As important as Jesus’ mind is for us, who claim to be his disciples, I believe this image of self-emptying and sacrifice is what the world needs to see.

Our world is grasping for power — Chemical Weapons have been deployed in Syria (in response our country launches missiles), hateful fanaticism is stoked up through Isis, North Korea is on the verge of developing a ballistic missile which can reach the United States, and White Supremacists here at home seem to feel like American politics has suddenly validated their demonic hatred of “the other.” This morning I read of two churches in Egypt which have been the target of terrorist attacks during Palm Sunday worship, killing 27 people. The nations of this world, and it denizens, want glory — and they’ll grasp out mercilessly not only to seize it for themselves, they’ll also make sure no one else is able to obtain it.

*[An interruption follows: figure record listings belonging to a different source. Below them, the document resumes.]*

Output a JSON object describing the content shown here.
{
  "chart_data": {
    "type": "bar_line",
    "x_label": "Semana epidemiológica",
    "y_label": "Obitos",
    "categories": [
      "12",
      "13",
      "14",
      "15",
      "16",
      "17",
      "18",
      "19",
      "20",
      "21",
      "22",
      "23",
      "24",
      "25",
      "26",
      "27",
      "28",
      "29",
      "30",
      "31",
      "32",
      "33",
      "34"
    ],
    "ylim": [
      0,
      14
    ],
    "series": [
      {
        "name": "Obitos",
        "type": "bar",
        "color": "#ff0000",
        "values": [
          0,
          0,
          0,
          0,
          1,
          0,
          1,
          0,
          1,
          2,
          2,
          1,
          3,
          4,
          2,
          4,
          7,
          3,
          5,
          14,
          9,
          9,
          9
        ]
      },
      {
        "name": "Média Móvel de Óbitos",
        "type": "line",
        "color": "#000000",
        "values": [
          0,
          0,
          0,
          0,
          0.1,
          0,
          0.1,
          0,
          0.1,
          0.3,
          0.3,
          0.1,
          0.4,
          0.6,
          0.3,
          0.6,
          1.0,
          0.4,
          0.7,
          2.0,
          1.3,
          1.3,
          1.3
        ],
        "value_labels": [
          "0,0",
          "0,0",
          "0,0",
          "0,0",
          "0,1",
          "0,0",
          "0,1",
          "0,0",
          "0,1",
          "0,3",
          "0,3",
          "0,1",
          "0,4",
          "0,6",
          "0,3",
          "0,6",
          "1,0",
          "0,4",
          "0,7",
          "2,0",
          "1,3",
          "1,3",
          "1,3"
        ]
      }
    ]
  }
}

After all, what could be more important than “winning?”

And in the way of violence and hatred and jealously and envy and pride stands an instrument of torture — the cross upon which our savior bled and died. And its weakness, expressed in this world though the “mind of Christ,” declares with blunt compassion, “This is the only way to glory — all your striving leads only to misery.”

This is why “mind of Christ” is so important. Without this “mind,” after all, there is no Holy Week. Christ came to Jerusalem not to be served but to serve. To be betrayed, abandoned, condemned, and offer forgiveness even he died. This is what it took to see the powers of sin and death vanquished – service, not domination. As we walk with Jesus on his journey to the Cross we experience again the “mind of Christ”. And recognize anew where it leads.

And, even though there is a cross before us, in the end God is the one who validates the service done by those who have “the mind of Christ.” See, we don’t serve now simply to get a reward later, that’s called employment. We serve because of the joy we have in humbling ourselves, and the love which wells up for others from the depths of our being by the power of Holy Spirit. But in the end, God does say, “Yes, that is what I want from my image-bearers.” And, again, Jesus is our example.

Jesus didn’t go through everything he went through in order to be given a Kingdom. As the eternal Son of God, by rights all Creation is his. He suffered and died because he wanted to free us from sin and death. His subsequent resurrection and exaltation was the exclamation point on all he’d done. Because Jesus emptied himself and because he went to the cross for others, every knee will bow before him and every tongue will confess, “Jesus Christ is Lord.” To the glory of God the Father.

May we live in service never even hoping to receive glory for ourselves, but be always pointing toward the one to whom all glory is due — and to the Lamb of God who is seated on the throne. Amen.